During the second visit to the classrooms the fired necklaces were returned and the students attached strings and learned to tie knots. Then they begin creating the panels. The life-size pattern shown in the last post was taken apart and the panels were assigned to classrooms. 5th & 4th grade classes each made six panels and 3rd - 1st made five panels each.

This close-up shows a typical panel pattern. This panel was assigned to O'Shea's class. It had a bit of the lake and two foothills, each with its own green color code and tree size.

The panel pattern was covered with a full-sized sheet of clear glass which was coated with a thin film of glue, then students worked in groups to carefully match the bits of colored glass to the color of the panel pattern below. Students were encouraged to add many more trees than on the pattern.

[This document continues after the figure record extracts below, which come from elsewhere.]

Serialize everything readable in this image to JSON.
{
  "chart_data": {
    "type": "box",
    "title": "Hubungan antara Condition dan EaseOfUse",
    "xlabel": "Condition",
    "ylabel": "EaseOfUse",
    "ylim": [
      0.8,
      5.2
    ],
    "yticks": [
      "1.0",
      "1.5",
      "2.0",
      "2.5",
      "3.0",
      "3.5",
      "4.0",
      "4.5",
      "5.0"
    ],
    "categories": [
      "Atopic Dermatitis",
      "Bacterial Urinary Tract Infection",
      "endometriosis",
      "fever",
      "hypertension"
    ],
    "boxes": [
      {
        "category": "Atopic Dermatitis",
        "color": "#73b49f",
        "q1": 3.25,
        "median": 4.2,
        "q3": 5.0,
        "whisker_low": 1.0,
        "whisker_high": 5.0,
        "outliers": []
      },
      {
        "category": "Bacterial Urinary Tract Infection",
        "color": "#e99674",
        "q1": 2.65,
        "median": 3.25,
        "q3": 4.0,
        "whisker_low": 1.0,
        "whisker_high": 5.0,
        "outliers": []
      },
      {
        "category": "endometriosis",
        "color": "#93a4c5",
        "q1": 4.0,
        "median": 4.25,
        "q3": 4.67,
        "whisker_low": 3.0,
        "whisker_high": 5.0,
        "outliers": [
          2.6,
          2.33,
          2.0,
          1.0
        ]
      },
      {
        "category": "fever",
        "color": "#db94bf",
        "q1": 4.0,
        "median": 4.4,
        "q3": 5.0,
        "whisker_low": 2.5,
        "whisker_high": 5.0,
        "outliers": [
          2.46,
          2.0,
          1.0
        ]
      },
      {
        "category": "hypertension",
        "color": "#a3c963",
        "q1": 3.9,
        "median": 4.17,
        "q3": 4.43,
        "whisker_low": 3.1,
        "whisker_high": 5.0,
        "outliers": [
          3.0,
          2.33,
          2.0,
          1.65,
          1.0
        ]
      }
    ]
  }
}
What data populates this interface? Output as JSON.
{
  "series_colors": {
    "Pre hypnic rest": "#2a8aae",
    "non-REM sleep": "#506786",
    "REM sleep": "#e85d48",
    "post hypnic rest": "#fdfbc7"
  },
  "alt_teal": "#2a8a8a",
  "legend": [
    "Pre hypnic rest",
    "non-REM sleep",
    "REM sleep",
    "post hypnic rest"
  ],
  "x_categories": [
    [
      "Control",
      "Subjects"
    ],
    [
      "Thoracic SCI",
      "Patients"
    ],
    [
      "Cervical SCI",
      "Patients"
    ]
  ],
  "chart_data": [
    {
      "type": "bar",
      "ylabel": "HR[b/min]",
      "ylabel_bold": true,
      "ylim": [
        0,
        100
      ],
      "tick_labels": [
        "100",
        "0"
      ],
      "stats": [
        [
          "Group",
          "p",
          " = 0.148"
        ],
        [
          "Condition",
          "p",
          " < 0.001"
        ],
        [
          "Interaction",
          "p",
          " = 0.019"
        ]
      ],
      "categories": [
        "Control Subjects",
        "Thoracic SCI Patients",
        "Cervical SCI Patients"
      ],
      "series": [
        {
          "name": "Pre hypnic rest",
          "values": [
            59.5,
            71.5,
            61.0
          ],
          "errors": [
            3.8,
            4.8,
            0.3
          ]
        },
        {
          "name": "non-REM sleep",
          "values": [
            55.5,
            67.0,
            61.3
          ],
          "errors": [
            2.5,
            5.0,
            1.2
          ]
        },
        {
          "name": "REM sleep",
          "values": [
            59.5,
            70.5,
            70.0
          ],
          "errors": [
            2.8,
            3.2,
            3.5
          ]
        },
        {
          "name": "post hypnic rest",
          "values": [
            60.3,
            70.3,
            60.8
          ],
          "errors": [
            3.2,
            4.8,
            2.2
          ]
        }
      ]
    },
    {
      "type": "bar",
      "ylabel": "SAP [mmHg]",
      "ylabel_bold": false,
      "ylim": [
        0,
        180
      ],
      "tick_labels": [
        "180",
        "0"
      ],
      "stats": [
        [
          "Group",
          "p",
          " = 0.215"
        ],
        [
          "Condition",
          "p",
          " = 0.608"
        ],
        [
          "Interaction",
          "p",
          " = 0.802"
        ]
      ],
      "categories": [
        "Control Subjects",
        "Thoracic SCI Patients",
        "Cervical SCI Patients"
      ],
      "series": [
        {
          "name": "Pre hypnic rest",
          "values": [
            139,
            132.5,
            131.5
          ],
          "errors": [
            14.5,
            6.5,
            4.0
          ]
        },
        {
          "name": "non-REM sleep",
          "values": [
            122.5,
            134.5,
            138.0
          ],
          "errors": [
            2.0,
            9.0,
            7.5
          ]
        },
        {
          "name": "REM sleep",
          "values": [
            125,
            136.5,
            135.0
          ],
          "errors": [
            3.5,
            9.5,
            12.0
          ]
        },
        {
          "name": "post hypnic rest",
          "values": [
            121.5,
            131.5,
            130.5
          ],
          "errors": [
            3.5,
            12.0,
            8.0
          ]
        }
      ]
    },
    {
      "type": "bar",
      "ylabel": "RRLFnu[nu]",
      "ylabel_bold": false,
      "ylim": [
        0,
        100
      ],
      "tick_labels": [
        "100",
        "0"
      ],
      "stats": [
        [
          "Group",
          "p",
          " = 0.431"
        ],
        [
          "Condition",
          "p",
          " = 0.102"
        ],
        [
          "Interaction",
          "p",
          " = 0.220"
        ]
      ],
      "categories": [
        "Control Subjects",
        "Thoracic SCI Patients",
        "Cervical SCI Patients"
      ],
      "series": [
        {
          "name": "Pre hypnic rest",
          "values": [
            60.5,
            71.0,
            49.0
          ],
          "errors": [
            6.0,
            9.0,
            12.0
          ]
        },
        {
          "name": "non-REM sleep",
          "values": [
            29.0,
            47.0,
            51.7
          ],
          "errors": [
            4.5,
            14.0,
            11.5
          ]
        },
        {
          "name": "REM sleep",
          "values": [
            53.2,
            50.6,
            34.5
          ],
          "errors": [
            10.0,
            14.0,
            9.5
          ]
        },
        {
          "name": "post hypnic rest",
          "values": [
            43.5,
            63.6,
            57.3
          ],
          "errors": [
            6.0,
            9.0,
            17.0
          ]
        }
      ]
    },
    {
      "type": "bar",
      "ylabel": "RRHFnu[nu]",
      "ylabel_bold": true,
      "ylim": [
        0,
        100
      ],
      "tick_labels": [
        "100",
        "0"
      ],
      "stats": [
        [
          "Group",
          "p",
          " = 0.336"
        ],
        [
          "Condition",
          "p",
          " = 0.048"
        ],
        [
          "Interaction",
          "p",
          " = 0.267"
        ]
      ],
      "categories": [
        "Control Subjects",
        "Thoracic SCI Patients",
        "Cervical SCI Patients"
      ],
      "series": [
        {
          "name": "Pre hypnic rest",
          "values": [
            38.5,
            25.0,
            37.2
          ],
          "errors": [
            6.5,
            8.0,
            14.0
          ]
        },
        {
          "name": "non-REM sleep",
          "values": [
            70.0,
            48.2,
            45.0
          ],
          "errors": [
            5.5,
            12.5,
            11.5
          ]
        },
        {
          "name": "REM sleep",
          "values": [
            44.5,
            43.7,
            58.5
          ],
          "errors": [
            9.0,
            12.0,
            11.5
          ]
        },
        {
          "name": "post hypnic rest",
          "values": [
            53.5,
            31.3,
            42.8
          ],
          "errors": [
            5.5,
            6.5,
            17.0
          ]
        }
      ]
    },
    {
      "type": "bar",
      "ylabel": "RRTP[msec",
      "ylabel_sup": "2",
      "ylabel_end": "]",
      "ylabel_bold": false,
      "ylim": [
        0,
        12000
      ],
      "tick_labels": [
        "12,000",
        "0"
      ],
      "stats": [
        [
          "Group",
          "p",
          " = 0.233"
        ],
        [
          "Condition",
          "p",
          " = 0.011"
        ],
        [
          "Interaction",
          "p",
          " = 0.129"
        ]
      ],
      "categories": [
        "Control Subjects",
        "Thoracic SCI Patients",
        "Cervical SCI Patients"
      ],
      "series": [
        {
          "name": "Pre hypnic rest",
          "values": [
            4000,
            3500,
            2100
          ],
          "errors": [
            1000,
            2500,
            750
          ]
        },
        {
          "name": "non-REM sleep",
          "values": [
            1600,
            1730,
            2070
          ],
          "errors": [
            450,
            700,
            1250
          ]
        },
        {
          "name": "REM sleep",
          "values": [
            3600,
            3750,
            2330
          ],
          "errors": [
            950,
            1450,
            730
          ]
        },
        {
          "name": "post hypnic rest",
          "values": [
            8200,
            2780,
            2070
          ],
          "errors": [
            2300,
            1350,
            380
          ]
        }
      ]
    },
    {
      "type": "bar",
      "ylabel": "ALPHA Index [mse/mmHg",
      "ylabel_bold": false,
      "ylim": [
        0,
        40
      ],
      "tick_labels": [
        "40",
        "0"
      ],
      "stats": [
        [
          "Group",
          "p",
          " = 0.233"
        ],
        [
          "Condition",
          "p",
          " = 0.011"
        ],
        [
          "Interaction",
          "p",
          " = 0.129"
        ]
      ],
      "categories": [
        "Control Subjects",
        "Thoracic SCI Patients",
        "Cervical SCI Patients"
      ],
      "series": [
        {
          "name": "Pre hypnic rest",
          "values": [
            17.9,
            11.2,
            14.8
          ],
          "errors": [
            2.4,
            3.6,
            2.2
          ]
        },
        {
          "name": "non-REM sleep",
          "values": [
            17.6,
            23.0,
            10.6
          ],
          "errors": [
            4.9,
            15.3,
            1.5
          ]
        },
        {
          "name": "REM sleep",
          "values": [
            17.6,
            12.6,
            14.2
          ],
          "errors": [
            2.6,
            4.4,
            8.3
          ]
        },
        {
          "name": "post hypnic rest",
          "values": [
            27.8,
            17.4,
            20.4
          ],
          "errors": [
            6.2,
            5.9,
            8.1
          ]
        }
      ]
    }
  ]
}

To the right is a completed panel, all glued and ready for firing.


Tuesday, January 2nd marked the beginning of the full-school residency at Lincoln Park elementary school in the David Douglas School district with teaching artist Lisa Wilcke. During the residency the students will create a fused-glass mural in the hall windows just outside the school library. The mural, titled Stronger Together depicts the Cascade foothills leading up to Mt. Hood. The trees in the foothills will be in a rainbow of colors as a metaphor for how cultural diversity adds to the strength and beauty of a community.

The project is funded with a generous grant from the East Portland Action Plan and support from the Lincoln Park Boosters Club.

Shown above are the windows, followed by a small sketch of the plan for the mural, then an image a full-size cartoon of the one section of the mural. Each panel is 8x11.

Additionally, all residency participants including students, teachers, staff and volunteers will make a fused-glass necklace. Following are trays of necklaces. These are the parts created by the participants. Oddly, the parts are glued with hair spray. These pieces will be fused to a same-sized piece of clear glass in a kiln heated to 1450 degrees. Between the clear and colored pieces will be sandwiched a wire that the cord will attach to.

Stay turned to see the completed necklaces.

Next are some of the necklaces loaded in the kiln ready to be fired followed by a shelf of fired necklaces.

Ms. Adrian took pictures of her class working with Lisa Wilcke the glass art teacher. In the first photos the students are learning to cut glass at a station that includes doing the "I cut glass" dance.

The students at the necklace-making station.

The students also explore pre-fused pieces to discover how heat transforms the glass as it is heated and they learn about how glass can be clear, translucent, opaque and sometime even a trickster, appearing black, when is is actually a very dark color.